I believe that a better understanding of the overall structure of the show’s Island narrative can be better recognized by cutting all of the Flashes to effectively put the plot we see on a re-watch in alignment with the character’s experiences as a group.

It’s clarification through reduction and, yes, certain characters will lack some nuance. But, that’s part of the luxury of re-watch after ingesting the series as it was intended. If Flash characters or events are truly important to the narrative, the moral center of the plot will be restated in the Island timeline, or your mind will most likely insert the necessary Flashes for you. You’ll always know Locke was in a wheelchair even if he doesn’t tell Boone until the 19th episode of the show, because as someone who has experienced the series once and lived through the television landscape it populated, you’ve subconsciously developed the ability to recall the missing steps in the narrative arc you know exists. That’s how we found peace with the show’s finale in the first place.
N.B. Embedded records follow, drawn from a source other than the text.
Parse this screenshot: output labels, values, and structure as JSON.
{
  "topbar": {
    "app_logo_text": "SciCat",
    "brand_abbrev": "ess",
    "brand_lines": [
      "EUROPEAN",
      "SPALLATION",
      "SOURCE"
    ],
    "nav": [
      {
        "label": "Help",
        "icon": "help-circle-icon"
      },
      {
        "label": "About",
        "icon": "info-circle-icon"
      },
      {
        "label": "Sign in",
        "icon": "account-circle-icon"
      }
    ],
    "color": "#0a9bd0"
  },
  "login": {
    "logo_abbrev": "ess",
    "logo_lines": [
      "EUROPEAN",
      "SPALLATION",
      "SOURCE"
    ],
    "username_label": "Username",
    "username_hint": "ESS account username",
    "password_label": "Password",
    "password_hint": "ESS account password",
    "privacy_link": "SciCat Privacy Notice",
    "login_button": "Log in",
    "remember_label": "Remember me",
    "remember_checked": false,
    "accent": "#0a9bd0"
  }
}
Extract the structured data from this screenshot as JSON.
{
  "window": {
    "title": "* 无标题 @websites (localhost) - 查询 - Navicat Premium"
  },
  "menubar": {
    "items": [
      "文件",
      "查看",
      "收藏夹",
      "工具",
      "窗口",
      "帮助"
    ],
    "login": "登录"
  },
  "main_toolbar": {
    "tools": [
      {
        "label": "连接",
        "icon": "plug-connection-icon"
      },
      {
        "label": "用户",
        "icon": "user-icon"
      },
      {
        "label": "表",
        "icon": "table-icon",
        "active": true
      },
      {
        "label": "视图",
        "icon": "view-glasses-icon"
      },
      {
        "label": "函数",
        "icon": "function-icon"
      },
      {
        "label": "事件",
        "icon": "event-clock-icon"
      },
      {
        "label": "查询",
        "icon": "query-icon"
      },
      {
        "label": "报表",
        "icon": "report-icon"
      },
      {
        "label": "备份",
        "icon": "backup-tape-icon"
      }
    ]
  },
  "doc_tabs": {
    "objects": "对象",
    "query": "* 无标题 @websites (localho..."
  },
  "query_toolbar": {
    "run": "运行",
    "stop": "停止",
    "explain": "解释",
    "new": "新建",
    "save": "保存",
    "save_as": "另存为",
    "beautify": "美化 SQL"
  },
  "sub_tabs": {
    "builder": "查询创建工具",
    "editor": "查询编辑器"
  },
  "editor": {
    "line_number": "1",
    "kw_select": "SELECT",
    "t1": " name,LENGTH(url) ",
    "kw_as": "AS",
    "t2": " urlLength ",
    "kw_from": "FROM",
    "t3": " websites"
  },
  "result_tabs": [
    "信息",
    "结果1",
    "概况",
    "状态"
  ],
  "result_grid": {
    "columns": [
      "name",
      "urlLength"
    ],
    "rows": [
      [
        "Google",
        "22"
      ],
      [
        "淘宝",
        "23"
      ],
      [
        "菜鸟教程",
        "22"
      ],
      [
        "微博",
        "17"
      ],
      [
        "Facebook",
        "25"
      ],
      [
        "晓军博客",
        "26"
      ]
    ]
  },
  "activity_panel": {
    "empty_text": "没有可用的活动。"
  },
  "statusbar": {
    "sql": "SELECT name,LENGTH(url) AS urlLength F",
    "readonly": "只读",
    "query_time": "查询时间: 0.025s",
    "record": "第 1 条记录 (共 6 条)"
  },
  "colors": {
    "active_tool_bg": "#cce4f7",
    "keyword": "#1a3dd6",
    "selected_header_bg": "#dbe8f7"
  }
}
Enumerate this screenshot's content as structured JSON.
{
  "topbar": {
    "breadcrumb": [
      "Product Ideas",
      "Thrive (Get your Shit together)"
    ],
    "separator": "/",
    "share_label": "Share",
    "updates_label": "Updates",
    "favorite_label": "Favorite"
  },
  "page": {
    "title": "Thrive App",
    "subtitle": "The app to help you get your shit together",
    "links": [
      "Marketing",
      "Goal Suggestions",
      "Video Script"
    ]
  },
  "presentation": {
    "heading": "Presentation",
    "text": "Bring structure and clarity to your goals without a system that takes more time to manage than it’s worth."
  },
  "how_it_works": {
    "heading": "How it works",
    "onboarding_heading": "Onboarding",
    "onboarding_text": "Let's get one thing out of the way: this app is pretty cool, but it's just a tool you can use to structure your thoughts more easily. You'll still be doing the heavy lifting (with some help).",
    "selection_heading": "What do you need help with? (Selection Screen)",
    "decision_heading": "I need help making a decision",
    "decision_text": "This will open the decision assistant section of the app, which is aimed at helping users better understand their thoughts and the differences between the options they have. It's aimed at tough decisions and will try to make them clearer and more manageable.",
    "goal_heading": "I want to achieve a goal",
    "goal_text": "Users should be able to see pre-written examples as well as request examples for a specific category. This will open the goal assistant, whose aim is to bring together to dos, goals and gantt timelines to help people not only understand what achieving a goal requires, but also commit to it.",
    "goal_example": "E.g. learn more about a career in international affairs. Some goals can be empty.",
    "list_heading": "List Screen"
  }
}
More importantly for this exercise, by attempting to excise a part of the story, we’re also forced to evaluate and define the rest of it.

In Lost, because the Flashes are used to provide the inter-episode tension for the main character arc, they are almost always tied to The A Plot–the story given the most on-screen time in any given episode.

Cutting the Flashes to focus only on the Island automatically strips away parts of any episodes A Plot.  The Flashes and plot relate directly, so just focusing on the Island scenes leaves us with…well, basically only the “mythology” of the series.

Since we can identify the story-purpose of the Flashes then we acknowledge that cutting them out is basically like removing the heart of the show–the reasons we’ve invested in theses characters for six seasons–to better understand the circulatory system. (While fully expecting to find I’ve made a Frankenstein’s monster – Lindelof’s Monster?)